Lurgan Coat of Arms The Armagh Guardian

24 August, 1928  


An inquest was held at the Lurgan Union Workhouse yesterday, by Mr. Eric Doogan, Deputy Coroner for North Armagh, touching the death of Miss Mary Francey, a typist, aged 28, of Corcreaney, near Lurgan, which occurred in the Lurgan Infirmary Wednesday evening as the result of motor collision on the previous evening while pillion riding at Gibson’s Hill, near Lurgan.

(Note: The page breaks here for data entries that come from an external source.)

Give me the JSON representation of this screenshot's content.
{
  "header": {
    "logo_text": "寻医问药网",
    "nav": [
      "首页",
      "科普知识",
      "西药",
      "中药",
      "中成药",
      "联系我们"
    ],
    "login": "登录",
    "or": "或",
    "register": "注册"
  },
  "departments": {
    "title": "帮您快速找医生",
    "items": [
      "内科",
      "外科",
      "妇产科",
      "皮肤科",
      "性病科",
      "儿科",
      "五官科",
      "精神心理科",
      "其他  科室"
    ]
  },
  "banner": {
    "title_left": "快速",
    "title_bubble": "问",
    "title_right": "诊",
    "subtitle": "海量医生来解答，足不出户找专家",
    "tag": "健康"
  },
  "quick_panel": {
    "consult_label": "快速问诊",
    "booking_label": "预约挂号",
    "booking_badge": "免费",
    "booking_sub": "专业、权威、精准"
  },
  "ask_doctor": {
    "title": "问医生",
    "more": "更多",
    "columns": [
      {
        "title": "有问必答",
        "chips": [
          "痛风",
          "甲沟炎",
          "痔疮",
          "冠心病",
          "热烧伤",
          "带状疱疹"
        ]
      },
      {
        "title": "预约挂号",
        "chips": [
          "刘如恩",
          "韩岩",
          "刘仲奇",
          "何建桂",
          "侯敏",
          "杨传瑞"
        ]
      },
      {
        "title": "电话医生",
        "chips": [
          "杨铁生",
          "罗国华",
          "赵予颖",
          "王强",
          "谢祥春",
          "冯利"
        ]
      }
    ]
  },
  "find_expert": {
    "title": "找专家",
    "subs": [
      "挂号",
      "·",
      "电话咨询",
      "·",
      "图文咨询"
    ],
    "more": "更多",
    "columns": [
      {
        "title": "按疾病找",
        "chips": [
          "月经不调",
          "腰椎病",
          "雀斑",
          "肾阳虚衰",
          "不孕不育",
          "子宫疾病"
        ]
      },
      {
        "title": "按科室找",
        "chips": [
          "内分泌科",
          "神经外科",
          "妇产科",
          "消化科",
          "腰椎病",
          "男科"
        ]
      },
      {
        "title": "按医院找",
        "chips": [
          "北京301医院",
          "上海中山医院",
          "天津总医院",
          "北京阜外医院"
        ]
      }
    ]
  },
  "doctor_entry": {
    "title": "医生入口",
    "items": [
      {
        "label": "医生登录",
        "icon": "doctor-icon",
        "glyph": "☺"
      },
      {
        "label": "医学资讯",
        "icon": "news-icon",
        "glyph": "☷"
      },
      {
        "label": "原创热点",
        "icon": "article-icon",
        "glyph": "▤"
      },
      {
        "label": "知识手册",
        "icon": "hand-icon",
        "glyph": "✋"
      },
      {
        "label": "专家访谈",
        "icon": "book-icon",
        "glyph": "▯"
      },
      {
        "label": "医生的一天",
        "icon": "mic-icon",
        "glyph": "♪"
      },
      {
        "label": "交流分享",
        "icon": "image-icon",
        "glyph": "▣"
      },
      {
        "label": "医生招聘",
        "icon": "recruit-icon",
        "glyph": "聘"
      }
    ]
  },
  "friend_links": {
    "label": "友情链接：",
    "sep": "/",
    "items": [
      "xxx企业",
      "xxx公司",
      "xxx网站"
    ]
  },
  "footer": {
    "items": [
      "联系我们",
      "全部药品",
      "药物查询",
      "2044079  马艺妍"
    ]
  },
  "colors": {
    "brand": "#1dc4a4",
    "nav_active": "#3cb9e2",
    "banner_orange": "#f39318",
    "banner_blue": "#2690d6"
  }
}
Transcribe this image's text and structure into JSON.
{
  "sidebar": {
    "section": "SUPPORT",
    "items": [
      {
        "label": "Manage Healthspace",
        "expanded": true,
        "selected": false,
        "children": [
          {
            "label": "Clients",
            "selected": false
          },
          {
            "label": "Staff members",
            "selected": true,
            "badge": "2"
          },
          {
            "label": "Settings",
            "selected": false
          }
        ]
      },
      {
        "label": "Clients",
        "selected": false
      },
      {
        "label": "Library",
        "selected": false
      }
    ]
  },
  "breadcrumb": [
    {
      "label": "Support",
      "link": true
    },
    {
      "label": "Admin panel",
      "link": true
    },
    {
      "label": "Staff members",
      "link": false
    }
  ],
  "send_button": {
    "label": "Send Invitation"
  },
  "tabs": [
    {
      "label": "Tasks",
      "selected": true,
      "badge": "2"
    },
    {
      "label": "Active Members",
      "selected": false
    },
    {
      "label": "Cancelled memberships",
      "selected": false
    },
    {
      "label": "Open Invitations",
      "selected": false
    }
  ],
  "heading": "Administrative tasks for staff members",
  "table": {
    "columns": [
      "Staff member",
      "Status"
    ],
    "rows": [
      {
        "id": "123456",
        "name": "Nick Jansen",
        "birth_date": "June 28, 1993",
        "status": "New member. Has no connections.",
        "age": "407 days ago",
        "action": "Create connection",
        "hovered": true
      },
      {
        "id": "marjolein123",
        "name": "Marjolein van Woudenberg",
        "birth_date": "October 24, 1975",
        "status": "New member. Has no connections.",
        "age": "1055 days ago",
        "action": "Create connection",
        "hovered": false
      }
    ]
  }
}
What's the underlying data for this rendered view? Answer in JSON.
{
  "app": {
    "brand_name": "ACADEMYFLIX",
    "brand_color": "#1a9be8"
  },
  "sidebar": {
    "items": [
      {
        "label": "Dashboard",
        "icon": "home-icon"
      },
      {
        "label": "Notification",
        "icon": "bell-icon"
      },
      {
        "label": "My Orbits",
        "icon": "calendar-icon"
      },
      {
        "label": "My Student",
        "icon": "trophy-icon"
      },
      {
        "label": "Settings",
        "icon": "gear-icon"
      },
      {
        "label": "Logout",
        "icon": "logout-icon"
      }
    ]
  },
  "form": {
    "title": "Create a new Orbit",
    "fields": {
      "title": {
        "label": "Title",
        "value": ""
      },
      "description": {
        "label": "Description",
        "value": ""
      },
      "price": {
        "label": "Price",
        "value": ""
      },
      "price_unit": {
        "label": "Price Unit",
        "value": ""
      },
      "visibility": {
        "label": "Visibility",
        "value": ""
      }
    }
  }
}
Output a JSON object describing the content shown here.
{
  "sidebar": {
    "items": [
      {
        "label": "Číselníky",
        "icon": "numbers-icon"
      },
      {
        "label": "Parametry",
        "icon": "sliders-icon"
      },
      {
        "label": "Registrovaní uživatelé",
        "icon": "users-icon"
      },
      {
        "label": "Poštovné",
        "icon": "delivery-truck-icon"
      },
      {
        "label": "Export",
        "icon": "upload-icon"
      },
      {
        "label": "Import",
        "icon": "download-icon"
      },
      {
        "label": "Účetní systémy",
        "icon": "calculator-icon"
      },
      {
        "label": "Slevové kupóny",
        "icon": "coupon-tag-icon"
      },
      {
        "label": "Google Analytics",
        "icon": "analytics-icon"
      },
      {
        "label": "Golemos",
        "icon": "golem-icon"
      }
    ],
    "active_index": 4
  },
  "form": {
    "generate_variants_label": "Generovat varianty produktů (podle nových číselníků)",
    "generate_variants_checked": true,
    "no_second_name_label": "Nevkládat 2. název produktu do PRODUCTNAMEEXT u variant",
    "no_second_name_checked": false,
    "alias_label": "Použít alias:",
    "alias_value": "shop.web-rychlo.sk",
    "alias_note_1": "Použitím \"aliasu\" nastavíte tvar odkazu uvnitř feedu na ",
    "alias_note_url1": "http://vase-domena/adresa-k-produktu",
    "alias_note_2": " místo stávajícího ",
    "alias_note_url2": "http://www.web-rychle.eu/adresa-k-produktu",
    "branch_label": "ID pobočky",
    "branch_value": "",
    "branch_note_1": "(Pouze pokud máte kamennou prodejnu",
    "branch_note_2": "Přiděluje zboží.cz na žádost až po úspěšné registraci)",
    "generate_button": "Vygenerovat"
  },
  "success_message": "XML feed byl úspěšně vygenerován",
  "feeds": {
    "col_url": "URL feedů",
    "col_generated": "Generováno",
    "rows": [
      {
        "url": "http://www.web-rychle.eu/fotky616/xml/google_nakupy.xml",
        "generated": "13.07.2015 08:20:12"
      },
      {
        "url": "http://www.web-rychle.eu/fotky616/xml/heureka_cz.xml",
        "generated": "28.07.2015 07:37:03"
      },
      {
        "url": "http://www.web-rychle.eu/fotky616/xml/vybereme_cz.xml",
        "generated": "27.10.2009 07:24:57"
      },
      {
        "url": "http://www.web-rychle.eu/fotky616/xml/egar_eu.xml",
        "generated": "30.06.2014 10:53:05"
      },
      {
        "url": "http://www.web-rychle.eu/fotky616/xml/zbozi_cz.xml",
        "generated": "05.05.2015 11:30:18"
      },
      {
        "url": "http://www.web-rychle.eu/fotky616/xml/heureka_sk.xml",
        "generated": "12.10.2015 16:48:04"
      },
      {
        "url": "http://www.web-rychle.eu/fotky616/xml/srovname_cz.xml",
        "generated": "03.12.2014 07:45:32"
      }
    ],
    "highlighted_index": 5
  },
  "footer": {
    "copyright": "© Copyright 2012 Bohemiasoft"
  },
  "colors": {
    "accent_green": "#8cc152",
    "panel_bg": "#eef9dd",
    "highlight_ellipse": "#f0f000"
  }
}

Head Constable Duffy, Banbridge, conducted the inquiry on behalf of the Crown, and Mr. W. Lewis appeared on behalf of the driver of the other motor cycle, Mr. Samuel Seawright. Mrs. Daisy Hobbs, Lurgan, a cousin, gave evidence of identification. Archibald Johnston, Church View, Ballydougan, Portadown, deposed that on Tuesday evening he was riding a motor bicycle, with Miss Gibson on the pillion. When about to cross the main Lurgan-Gilford road towards Lurgan the witness noticed another cyclist coming with a passenger, who sounded his horn twice, was travelling about 10 or 12 miles an hour in the centre of the road. The witness believed he could get clear, but a collision took place. The other cyclist was not going very fast, much about the same speed as witness. He did not hear a horn blown by the other cyclist. The three men rendered all the assistance they could to the deceased woman, who was removed to Lurgan Hospital. To Mr. Lewis. The other cyclist did all he possibly could to avoid a collision. The deceased woman was holding on to the witness, with her arms around his waist when the accident occurred and had not her hands in her pocket.

William Hewitt, Toberhuney, who was riding pillion with Samuel Seawright, said they were travelling at a rate of about 12 miles per hour on the left-hand side of the road when the collision took place. Seawright sounded his horn twice coming to the cross roads. Witness did not see the other motor-bicycle until about two yards off. They swerved slightly towards each other.

To Mr. Lewis—He did not hear Johnston's horn. The deceased woman, who had an overcoat on, had her hands in her pockets resting on her knees just before the collision took place.

Sergeant Begley, R.U.C., Waringstown. said the accident occurred on the right centre of the road. The hedges the latter were 5 feet high.

Dr. Mary M. Robson deposed that the deceased woman was in an unconscious condition, suffer from a fracture of the base of the skull and a small abrasion on the right knee when admitted the infirmary. She never regained consciousness, and died on Wednesday evening as result of the injuries.

Samuel Seawright stated that he was travelling about 10 or 12 miles per hour when he arrived at the crossroads. Witness sounded his horn twice on the top of the hill, and he did not hear a horn sounded by anyone else. Johnston crossing the Gilford road in front of witness and seemed to pull slightly to the right, and witness did likewise. Witness did every thing possible to avoid a collision. He had not time to see what position the deceased was in prior to the occurrence.

The jury returned a verdict in accordance with the medical testimony, and expressed their sympathy with the relatives of the deceased. Subsequently Samuel of Toberhuney, near Lurgan, was brought up on the charge of manslaughter at a special court in Lurgan before Major Greer. Head-Constable Duffy, Banbridge, applied for a remand, which was granted, the accused being allowed bail.